“We commemorate Dr. King’s inspiring words, because his voice and his vision filled a great void in our nation, and answered our collective longing to become a country that truly lived by its noblest principles. Yet, Dr. King knew that it wasn’t enough just to talk the talk, that he had to walk the walk for his words to be credible. And so we commemorate on this holiday the man of action, who put his life on the line for freedom and justice every day, the man who braved threats and jail and beatings and who ultimately paid the highest price to make democracy a reality for all Americans.”
-Coretta Scott King
I think about these words while looking at my life today and there’s a sense of peace that comes with it. Some days I can be harsh on today’s generations. There is a lot I feel we need to fix, and sometimes I get bogged down into believing we are going in the wrong direction.
Yet today, I look at our society in light of the past, and I feel a strong belief that we as people can make great leaps for the sake of humanity to create a culture that’s better than before.

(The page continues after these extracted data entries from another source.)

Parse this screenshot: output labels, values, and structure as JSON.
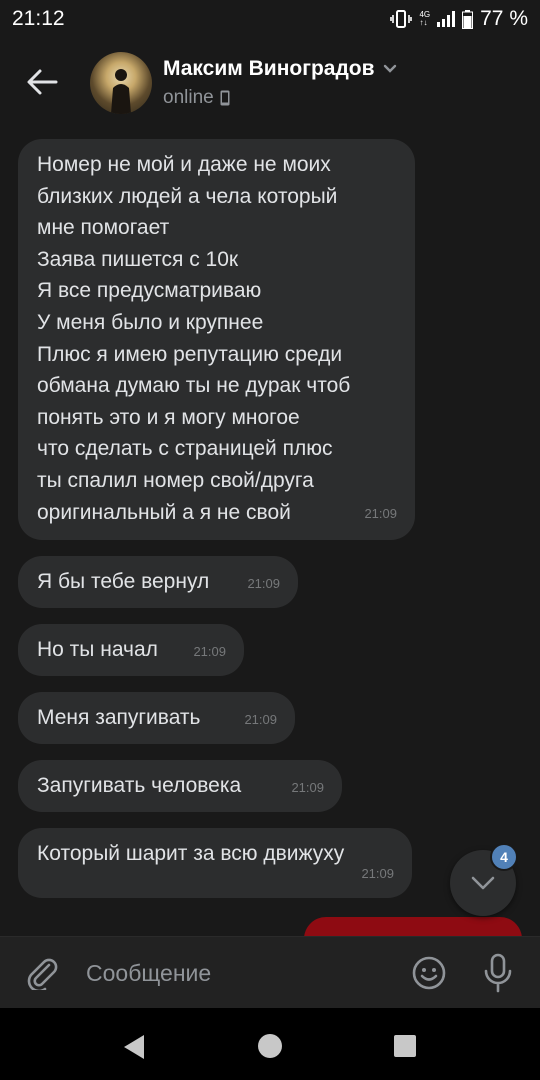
{
  "status_bar": {
    "time": "21:12",
    "network": "4G",
    "battery": "77 %"
  },
  "header": {
    "contact_name": "Максим Виноградов",
    "status": "online",
    "icons": [
      "back-arrow-icon",
      "chevron-down-icon",
      "mobile-phone-icon"
    ]
  },
  "messages": [
    {
      "text": "Номер не мой и даже не моих\nблизких людей а чела который\nмне помогает\nЗаява пишется с 10к\nЯ все предусматриваю\nУ меня было и крупнее\nПлюс я имею репутацию среди\nобмана думаю ты не дурак чтоб\nпонять это и я могу многое\nчто сделать с страницей плюс\nты спалил номер свой/друга\nоригинальный а я не свой",
      "time": "21:09"
    },
    {
      "text": "Я бы тебе вернул",
      "time": "21:09"
    },
    {
      "text": "Но ты начал",
      "time": "21:09"
    },
    {
      "text": "Меня запугивать",
      "time": "21:09"
    },
    {
      "text": "Запугивать человека",
      "time": "21:09"
    },
    {
      "text": "Который шарит за всю движуху",
      "time": "21:09"
    }
  ],
  "scroll_button": {
    "unread_count": "4"
  },
  "composer": {
    "placeholder": "Сообщение",
    "icons": [
      "paperclip-icon",
      "emoji-icon",
      "microphone-icon"
    ]
  },
  "colors": {
    "background": "#191919",
    "bubble_incoming": "#2c2d2e",
    "bubble_outgoing": "#8e0b12",
    "badge": "#5181b8",
    "muted_text": "#909499"
  }
}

Try as I might, I can’t truly comprehend what life was like during the time MLK gave the speech that would mark history and its books for generations to come. Yes, I have witnessed racism. Yes, I have experienced sexism. Yet to live in a world where this was an everyday norm believed by the majority of society feels… terrifying and incomprehensible.

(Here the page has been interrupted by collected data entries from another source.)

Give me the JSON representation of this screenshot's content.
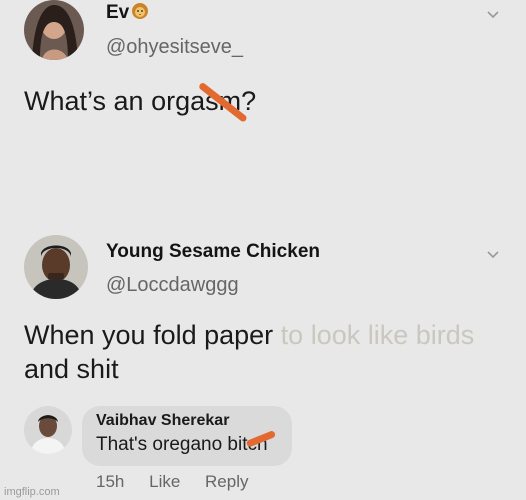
{
  "post1": {
    "name": "Ev",
    "name_emoji": "lion-face",
    "handle": "@ohyesitseve_",
    "text": "What’s an orgasm?"
  },
  "post2": {
    "name": "Young Sesame Chicken",
    "handle": "@Loccdawggg",
    "text_before": "When you fold paper ",
    "text_faded": "to look like birds",
    "text_after": "",
    "text_line2": "and shit"
  },
  "comment": {
    "name": "Vaibhav Sherekar",
    "text": "That's oregano bitch",
    "time": "15h",
    "like_label": "Like",
    "reply_label": "Reply"
  },
  "watermark": "imgflip.com",
  "colors": {
    "background": "#e8e8e8",
    "scribble": "#e2692f",
    "handle_gray": "#666666",
    "bubble": "#dadada"
  }
}
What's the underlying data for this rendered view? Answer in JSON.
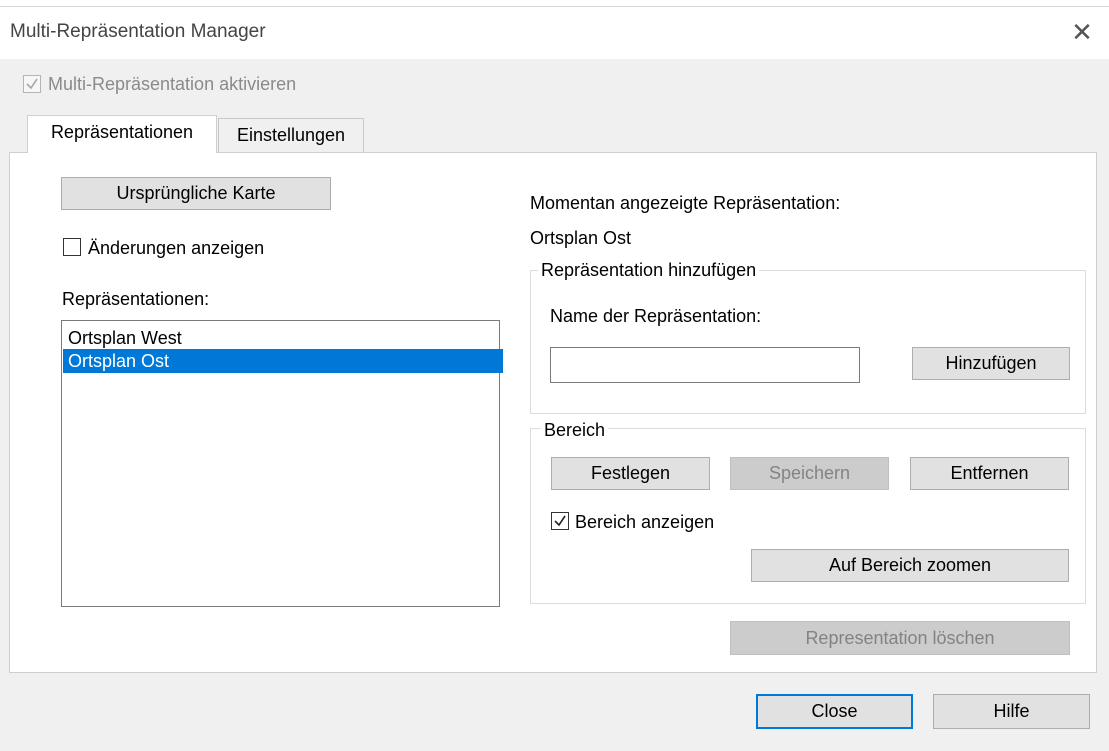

Every day I go to work in an office that is the poster child of American diversity. I work beside a group of people that are female and male, African American, Native American, Korean, Honduran, Polish, etc. We are a blend of backgrounds and sexes and even orientations that are colorblind to each other.
We don’t see race, we see people; unique, talented people who together collaborate to create amazing, never-before-seen things that change the way people live and work.
It’s pretty amazing;
and we have no idea.
It doesn’t cross our minds how “new” our perspective is or how far this world’s come. This environment is our norm and a good portion of us are too young to know any different. We see today’s battle with racial profiling and scorn it as inhumane and intolerable when such things used to happen daily, on a much more brutal and public scale.
We still have a long way to go. Slavery still exists within our country. So does rape culture. But today is a reminder that these things are within our control and that we as people are wise enough to know that we have the power to change; to grow; to make great leaps for the sake of one another and the right to be equal.
Coretta Scott King says it best,
“[Today] is a day of interracial and intercultural cooperation and sharing. No other day of the year brings so many peoples from different cultural backgrounds together in such a vibrant spirit of brother and sisterhood. Whether you are African-American, Hispanic or Native American, whether you are Caucasian or Asian-American, you are part of the great dream Martin Luther King, Jr. had for America. This is not a black holiday; it is a peoples’ holiday. And it is the young people of all races and religions who hold the keys to the fulfillment of his dream.”
Take a moment today and ask yourself, what are you standing for? And remember that there’s power in one man or woman who takes a stand and says, “No more.” to create a movement that can change our world.